Yes. When you downvote a value and enter a correction, that correction is fed back into the scoring system. Future extractions of similar values from similar documents will reflect that feedback.

#### Does this work across different document types?

Yes. The system classifies each document and contextualizes comparisons — an invoice value is compared against other invoice values, not against unrelated document types.

#### What happens with multi-document extractions?

You see one overall score for the entire run (the average of all field scores across all documents), plus individual scores on each extracted value in the sidebar.

#### Does this work for spreadsheet/CSV extractions?

Not currently. Confidence scores are supported for **document and image extractions** only. Spreadsheet support is in development.

#### Can I see confidence scores in the results table without clicking into each run?

Not currently. You must click into a specific extraction run to view confidence scores.

#### Can I use confidence scores in logic rules or automation?

To view confidence scores, parse the response of `feathery.runAIExtraction`. The `field_confidence_scores` property will contain a map of field names to their respective confidence scores.

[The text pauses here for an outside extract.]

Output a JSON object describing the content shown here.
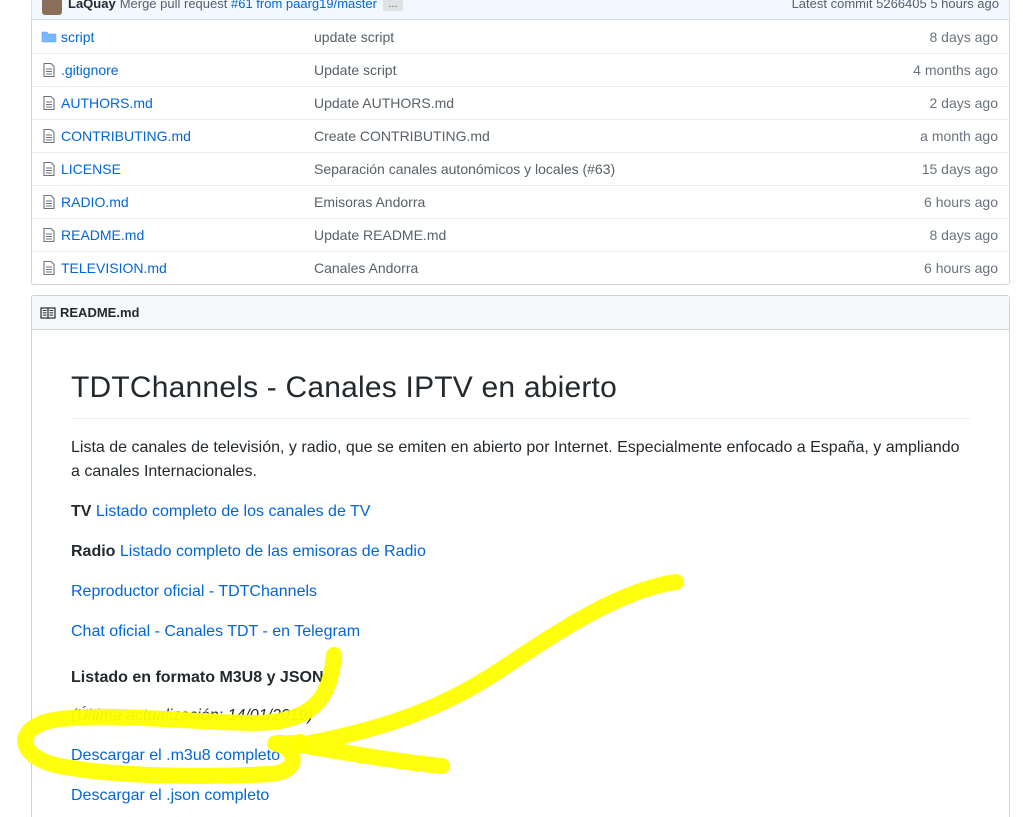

Overall confidence scores are also available on the run information. The `confidenceScoresCompleted` flag is available to ensure scoring has finished for a given run before returning a response.

#### Can I set up alerts for low confidence scores?

The response from `feathery.runAIExtraction` includes both **run-level** and **value-level** confidence scores. Since this data is available in the response, you can build custom alerts and automation directly in **logic rules** — no additional API setup needed.

**Examples of what you can build:**

* **Low-confidence alert** — If the overall run confidence is below a threshold, send a Slack/email notification for human review.
* **Per-field routing** — Flag specific fields with low confidence for manual correction while auto-approving high-confidence fields.
* **Conditional workflows** — Skip downstream steps (e.g., database writes) when confidence is below an acceptable level.

**How:** The response object from calling `feathery.runAIExtraction` contains the scores — use standard logic rule conditions to branch on them.